Ma l’intenzione rappresenta solo il prodromo del risveglio, la consapevolezza, Citta, è ben più dell’intenzione essa è l’atto di accorgersi, l’arte della quale i rsi son maestri, in quanto sorveglianti del mondo. Essi, eternamente desti, trascendono Citta in Dhyāna, la meditazione, giacché la terra e le acque, gli dei e gli uomini, in un certo modo, meditano e: «coloro fra gli uomini che raggiungono la grandezza sono, in certo modo, partecipi della meditazione». La potenza successiva alla meditazione si configura come discernimento, vijnānana, trasceso nella forza, hala; oltre la forza il cibo, anna, oltre il cibo tejas, le acque, oltre le acque lo spazio, ākāsa, oltre lo spazio smara, la memoria, oltre la memoria prāna, il soffio.
Il soffio? Luis impallidì al pensiero delle soglie, ineffabili che si schiudono quando il respiro scompare. E dal cilindro del soffio Sanatkumāra estrasse, ineffabili, ulteriori percorsi, che ricorsero per la seconda volte alla mente, manas, ma questa volta nel suo versante di Verità, discernimento del pensiero che conduce alla fede, shraddā.
Ma la fede è nella pratica perfetta, tapas, il sacrificio e i sacrificio nella gioia, sukha, e la gioia nella pienezza, bhūman.
E di Luis si poteva dire che fosse sorretto dalla grazia, come il bimbo il grembo materno, beato e sciallo, assisteva alla sfilata delle potenze, con calma olimpica, tanto da reggere la sorpresa che stava per arrivare con intatta presenza.
Si perché con perfetta scelta di tempo Sanatkumāra, fa seguire alla pienezza niente meno che sua maestà l ‘Ego, o meglio ahamkāra, ciò che millenni più tardi la psicologia occidentale identificherà con l’Io. Egli così si esprime: « l’io è in basso, è in alto, è a ovest, è a est, è a sud, è a nord, l’io è tutto questo».
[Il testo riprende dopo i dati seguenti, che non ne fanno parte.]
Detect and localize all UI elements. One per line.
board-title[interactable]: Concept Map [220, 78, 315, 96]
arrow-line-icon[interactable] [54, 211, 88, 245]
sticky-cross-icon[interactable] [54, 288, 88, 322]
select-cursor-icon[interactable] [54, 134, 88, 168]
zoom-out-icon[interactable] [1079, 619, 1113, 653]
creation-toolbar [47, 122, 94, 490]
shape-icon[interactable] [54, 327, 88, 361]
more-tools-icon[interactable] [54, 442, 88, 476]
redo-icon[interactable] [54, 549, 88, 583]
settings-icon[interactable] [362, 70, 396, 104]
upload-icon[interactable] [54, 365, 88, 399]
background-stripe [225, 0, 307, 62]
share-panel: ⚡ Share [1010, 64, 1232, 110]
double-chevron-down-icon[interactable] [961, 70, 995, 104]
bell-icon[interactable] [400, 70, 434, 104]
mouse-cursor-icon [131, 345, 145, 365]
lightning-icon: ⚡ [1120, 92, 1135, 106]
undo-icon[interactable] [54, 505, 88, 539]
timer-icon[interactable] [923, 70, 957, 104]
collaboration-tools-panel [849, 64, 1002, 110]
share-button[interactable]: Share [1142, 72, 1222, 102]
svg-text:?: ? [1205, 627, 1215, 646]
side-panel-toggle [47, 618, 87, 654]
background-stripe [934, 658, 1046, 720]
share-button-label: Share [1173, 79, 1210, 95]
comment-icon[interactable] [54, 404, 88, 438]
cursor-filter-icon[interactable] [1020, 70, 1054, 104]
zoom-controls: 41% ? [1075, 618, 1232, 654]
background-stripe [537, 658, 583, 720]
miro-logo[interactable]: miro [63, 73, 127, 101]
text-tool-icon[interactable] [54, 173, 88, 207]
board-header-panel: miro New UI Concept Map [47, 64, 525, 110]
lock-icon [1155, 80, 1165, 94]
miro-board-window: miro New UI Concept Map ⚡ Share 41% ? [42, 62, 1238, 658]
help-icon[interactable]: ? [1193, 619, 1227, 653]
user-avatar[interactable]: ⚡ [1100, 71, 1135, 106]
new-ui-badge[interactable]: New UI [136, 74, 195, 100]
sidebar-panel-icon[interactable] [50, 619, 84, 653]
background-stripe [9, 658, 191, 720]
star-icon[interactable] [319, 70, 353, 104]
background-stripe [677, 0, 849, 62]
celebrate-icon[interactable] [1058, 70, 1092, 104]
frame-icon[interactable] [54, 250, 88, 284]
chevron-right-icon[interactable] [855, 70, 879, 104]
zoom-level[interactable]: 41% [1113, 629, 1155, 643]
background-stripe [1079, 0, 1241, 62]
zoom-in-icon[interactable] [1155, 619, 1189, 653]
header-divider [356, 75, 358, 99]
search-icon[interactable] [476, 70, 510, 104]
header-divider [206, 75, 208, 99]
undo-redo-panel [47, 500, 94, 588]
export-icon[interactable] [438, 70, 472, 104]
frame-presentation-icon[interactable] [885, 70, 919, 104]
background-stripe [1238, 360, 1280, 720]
E di nuovo il pensiero di Luis andò alla condanna della Verità e al suo cruccio della dimostrazione scientifica, ma non si scoraggiò perché quello era i luogo dove nessuna forma di scoraggiamento era prevista. Non si scoraggiò ed ebbe l’insight che gli prefigurò lo scenario definitivo. Luis sentì tutta la potenza dell’Ego nelle sue viscere, ne subì tutto il fascino, ne bevve fino all’ultima goccia, si saziò di potere e gloria, raggiunse gli apici più acuti dell’illusione di Sé, venne fatto a pezzi e divorato dalle sue fauci fameliche, urlò tutto il suo terrore, tremò tutti i brividi del più gelido l’inverno e vide. Vigile, si accorse della tentazione di Lucifero, della vanità del Reale, della tremenda, quasi irresistibile tentazione dell’Io, talmente simile al Sé da coincidervi. Ecco dunque la meta, la meta che non c’è, il termine ultimo, l’ātman, il Sé.